Introduction
COPA (Compiler and Prompt Optimization) is a synergistic framework that alternates between optimizing model parameters (via demonstration selection/compilation) and optimizing prompt instructions. Instead of choosing either good examples or good instructions, COPA optimizes both in a coordinated loop.
The Cycle: COPA works by treating the optimization space as unified. It iterates between a "Compilation Phase" (finding better examples) and a "Prompt Phase" (finding better descriptions), transferring insights between the two.
Core Principles
- Unified Optimization Space: Prompts and demonstrations are optimized together.
- Iterative Refinement: Phase 1 (Compilation) informs Phase 2 (Content/Prompt), and vice versa.
- Knowledge Transfer: Insights from compilation (e.g., "these examples work best") help the prompt optimizer (e.g., "therefore, we should emphasize this rule").
💻 Implementation Strategy
Implementing COPA involves creating a custom optimizer class that orchestrates the two phases.
class COPAOptimizer:
def optimize(self, program, trainset, valset):
# Iterative Loop
for i in range(self.max_iterations):
# Phase 1: Compilation (Demonstrations)
# Uses BootstrapFewShot to find best examples
if i % 2 == 0:
print("Phase 1: Compilation")
program = self.compilation_phase(program, trainset)

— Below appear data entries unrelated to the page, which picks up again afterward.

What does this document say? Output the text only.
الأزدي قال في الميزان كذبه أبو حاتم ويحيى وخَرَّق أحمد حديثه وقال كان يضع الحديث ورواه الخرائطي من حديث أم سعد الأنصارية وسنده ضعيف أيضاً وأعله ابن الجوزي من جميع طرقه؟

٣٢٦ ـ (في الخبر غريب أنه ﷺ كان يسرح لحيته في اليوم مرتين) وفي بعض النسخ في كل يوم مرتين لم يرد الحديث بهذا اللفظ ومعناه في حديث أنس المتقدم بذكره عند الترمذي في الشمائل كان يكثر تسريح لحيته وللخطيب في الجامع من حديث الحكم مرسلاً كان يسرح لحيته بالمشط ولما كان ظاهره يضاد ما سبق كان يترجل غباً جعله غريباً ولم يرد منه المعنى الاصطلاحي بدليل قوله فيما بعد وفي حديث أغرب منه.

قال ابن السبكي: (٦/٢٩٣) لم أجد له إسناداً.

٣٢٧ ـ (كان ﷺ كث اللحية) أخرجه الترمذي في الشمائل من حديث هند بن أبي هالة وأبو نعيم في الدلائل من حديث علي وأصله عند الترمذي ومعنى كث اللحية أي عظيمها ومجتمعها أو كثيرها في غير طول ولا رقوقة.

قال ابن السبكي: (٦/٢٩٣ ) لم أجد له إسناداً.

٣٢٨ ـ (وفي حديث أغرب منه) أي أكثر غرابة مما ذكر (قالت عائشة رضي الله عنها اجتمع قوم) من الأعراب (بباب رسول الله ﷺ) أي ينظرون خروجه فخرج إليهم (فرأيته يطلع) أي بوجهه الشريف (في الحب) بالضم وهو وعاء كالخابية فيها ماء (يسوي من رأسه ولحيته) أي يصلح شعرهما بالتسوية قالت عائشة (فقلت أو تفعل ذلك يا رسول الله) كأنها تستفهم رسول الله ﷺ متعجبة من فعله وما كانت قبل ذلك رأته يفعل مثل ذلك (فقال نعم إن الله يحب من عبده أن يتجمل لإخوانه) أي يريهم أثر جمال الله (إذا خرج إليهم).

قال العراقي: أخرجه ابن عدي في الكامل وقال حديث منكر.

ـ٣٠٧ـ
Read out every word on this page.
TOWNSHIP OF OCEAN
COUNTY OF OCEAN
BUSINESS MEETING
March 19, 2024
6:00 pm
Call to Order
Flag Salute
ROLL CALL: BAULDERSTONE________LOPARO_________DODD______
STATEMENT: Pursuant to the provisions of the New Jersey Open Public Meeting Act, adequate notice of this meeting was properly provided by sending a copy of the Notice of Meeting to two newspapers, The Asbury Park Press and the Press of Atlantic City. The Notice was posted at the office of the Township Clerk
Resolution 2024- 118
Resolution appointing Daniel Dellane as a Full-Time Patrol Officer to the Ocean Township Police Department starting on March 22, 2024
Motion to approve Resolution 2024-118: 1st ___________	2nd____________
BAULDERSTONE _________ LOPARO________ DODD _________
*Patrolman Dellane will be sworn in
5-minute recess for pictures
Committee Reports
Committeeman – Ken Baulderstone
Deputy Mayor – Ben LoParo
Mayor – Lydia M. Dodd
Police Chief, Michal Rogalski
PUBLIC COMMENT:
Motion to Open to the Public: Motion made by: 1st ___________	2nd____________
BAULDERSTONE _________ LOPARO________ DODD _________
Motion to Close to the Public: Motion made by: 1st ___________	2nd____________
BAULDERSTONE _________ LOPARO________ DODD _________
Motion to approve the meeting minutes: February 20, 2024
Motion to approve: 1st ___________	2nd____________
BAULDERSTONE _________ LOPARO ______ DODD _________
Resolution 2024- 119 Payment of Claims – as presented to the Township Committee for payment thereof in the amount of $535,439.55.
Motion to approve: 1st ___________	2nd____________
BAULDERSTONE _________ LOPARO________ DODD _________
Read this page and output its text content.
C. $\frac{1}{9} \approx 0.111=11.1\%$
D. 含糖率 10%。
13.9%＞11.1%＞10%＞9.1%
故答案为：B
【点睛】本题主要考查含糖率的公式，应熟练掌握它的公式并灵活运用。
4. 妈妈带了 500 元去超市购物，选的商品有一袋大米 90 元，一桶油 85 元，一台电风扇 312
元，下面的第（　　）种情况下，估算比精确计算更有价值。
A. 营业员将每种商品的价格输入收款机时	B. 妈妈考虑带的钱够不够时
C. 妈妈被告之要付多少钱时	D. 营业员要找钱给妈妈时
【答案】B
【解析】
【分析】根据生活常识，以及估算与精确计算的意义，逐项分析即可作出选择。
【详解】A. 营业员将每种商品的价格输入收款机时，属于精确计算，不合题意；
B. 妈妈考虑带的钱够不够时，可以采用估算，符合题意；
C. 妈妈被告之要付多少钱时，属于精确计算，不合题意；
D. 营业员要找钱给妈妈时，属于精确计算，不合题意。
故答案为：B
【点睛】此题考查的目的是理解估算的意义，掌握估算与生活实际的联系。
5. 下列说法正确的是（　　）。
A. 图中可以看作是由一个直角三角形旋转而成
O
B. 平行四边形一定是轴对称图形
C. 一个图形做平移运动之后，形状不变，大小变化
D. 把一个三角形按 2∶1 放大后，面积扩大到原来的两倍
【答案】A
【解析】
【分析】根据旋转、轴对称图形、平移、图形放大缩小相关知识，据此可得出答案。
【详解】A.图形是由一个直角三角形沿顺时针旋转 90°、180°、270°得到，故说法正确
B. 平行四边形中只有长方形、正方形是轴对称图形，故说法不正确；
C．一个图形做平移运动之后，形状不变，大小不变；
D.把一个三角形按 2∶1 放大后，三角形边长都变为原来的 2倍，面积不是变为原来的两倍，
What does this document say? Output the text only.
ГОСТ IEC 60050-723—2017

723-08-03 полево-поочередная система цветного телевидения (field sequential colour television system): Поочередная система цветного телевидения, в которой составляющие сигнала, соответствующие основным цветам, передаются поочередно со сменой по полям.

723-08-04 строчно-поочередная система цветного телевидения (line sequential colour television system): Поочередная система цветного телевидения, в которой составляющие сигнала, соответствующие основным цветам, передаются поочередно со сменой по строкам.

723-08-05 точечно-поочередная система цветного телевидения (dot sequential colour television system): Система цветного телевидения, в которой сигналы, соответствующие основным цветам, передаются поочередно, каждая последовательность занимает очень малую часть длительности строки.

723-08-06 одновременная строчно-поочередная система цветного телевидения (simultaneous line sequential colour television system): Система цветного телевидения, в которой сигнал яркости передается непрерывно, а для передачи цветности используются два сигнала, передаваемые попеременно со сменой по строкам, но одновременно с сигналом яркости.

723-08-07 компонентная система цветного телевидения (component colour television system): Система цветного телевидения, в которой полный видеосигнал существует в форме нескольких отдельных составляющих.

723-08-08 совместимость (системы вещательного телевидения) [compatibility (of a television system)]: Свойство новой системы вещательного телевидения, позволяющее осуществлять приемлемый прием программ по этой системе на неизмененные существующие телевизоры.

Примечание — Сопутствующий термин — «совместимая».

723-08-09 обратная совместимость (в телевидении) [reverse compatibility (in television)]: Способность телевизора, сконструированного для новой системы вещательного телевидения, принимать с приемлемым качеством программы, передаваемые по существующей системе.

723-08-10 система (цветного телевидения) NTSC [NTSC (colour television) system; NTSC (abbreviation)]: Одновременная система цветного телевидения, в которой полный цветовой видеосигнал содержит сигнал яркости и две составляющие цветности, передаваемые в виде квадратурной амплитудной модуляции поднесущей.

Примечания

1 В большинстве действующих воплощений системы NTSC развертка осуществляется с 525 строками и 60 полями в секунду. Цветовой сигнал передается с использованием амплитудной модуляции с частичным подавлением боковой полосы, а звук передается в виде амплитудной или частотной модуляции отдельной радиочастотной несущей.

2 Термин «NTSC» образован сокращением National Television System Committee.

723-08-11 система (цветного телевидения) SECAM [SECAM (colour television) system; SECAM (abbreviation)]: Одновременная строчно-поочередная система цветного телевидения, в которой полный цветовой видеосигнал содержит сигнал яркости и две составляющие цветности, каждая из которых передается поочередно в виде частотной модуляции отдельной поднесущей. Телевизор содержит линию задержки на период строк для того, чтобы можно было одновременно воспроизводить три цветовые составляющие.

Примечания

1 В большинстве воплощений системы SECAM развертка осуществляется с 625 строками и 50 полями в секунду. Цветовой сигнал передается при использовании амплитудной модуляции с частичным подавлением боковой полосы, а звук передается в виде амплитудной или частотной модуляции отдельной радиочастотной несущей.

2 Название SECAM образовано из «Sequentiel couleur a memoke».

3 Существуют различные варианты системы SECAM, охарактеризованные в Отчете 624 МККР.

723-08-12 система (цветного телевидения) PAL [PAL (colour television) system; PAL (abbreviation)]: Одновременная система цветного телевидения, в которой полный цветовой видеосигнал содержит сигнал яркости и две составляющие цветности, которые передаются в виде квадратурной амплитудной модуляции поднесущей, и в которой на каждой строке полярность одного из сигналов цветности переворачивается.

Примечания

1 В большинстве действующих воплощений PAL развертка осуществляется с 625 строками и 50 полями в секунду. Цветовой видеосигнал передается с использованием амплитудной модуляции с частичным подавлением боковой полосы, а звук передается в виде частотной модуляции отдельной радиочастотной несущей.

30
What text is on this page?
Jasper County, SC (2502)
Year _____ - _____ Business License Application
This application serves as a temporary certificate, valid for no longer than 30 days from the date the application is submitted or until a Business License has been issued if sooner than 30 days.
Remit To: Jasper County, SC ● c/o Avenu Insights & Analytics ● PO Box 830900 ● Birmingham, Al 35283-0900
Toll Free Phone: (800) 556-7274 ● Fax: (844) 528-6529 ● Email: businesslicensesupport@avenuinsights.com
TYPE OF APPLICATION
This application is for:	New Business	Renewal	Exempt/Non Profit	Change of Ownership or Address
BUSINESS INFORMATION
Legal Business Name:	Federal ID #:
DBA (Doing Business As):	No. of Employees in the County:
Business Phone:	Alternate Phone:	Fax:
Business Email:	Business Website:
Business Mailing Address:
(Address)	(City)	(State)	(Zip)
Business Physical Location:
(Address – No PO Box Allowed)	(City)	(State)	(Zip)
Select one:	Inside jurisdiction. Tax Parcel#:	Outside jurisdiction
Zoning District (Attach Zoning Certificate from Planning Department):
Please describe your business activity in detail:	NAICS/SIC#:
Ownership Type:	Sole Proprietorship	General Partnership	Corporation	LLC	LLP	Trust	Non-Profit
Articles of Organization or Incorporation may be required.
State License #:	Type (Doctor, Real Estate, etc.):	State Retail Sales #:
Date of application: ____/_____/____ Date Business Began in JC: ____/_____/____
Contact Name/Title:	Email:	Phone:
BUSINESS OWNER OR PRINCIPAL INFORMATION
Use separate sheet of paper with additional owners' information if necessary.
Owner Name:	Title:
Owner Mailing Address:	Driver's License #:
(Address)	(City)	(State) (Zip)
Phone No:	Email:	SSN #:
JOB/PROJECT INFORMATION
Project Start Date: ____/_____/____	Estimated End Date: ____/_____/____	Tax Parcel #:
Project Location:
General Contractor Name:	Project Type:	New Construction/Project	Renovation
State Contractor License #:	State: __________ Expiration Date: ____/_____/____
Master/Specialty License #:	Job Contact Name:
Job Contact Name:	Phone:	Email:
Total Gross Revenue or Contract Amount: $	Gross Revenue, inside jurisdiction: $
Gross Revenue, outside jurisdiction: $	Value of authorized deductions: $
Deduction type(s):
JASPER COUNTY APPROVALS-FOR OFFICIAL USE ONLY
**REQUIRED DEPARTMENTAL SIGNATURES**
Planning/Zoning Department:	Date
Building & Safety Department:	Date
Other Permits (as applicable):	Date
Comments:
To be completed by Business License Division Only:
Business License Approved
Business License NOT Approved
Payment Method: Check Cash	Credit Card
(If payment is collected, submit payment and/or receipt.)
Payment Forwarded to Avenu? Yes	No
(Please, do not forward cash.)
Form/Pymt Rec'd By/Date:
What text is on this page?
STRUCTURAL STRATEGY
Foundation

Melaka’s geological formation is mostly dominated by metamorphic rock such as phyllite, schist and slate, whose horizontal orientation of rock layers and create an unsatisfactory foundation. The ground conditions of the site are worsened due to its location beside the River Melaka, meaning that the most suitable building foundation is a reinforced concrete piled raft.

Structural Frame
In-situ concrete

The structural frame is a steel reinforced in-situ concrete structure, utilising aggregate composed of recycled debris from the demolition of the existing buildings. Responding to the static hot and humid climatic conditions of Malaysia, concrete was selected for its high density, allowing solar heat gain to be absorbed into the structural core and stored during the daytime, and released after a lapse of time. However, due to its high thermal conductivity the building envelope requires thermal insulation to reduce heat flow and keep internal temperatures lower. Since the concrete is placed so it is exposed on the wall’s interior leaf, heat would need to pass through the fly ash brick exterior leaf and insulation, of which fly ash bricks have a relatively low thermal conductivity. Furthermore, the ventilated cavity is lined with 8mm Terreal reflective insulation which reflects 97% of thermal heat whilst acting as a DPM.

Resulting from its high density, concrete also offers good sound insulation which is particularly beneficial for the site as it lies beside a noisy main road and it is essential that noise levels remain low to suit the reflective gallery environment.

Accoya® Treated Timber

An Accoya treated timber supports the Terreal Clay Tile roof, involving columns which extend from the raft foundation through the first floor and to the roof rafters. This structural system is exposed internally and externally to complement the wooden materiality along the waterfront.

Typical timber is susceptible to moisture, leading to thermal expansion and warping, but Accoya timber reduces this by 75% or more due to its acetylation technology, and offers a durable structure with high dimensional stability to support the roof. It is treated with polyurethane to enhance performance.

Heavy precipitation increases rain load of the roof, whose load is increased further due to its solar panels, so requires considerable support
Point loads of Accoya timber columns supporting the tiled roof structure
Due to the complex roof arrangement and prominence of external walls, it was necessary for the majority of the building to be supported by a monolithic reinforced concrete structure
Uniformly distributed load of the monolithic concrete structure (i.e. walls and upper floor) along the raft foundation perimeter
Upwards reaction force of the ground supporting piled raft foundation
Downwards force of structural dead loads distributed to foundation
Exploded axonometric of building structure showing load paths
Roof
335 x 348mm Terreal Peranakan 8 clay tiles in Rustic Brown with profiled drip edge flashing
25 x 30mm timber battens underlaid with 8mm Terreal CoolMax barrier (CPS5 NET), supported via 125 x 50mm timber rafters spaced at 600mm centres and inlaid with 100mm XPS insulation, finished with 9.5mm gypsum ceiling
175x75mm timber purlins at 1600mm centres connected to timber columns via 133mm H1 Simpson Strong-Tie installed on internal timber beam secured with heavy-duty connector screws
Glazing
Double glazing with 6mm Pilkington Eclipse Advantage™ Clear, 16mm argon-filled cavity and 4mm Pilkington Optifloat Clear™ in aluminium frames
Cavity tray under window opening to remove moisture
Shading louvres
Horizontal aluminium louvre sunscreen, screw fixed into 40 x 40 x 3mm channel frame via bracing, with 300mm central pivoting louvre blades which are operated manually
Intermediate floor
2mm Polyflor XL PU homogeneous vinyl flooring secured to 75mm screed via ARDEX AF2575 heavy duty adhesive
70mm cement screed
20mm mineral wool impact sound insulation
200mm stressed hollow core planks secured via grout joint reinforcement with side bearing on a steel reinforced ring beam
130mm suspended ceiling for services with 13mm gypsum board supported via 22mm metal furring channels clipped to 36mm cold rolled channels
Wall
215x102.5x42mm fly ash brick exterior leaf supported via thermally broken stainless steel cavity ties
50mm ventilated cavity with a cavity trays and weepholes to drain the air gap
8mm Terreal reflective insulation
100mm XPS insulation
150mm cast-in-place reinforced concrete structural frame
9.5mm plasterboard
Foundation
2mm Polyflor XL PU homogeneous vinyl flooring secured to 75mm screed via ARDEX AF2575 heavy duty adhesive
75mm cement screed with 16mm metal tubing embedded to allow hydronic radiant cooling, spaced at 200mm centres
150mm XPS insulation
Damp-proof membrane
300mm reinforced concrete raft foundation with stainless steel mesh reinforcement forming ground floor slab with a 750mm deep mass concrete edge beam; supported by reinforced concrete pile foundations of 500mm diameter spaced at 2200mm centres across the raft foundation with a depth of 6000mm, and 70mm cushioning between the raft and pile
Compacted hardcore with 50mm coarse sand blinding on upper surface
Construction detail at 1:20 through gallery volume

# Phase 2: Prompt Optimization (Instructions)
# Uses MIPRO to refine instructions based on current examples
else:
print("Phase 2: Prompt Optimization")
program = self.prompt_phase(program, trainset)
# Check for convergence...
return program
✨ Best Practices
- Start with Compilation: It's usually better to anchor the model with good examples first before refining the instructions.
- Balanced Iterations: 2-3 full cycles (4-6 total phases) are usually sufficient for convergence.
- Use Constraints: Applying constraints (as learned in the previous section) helps stabilize the alternating optimization steps.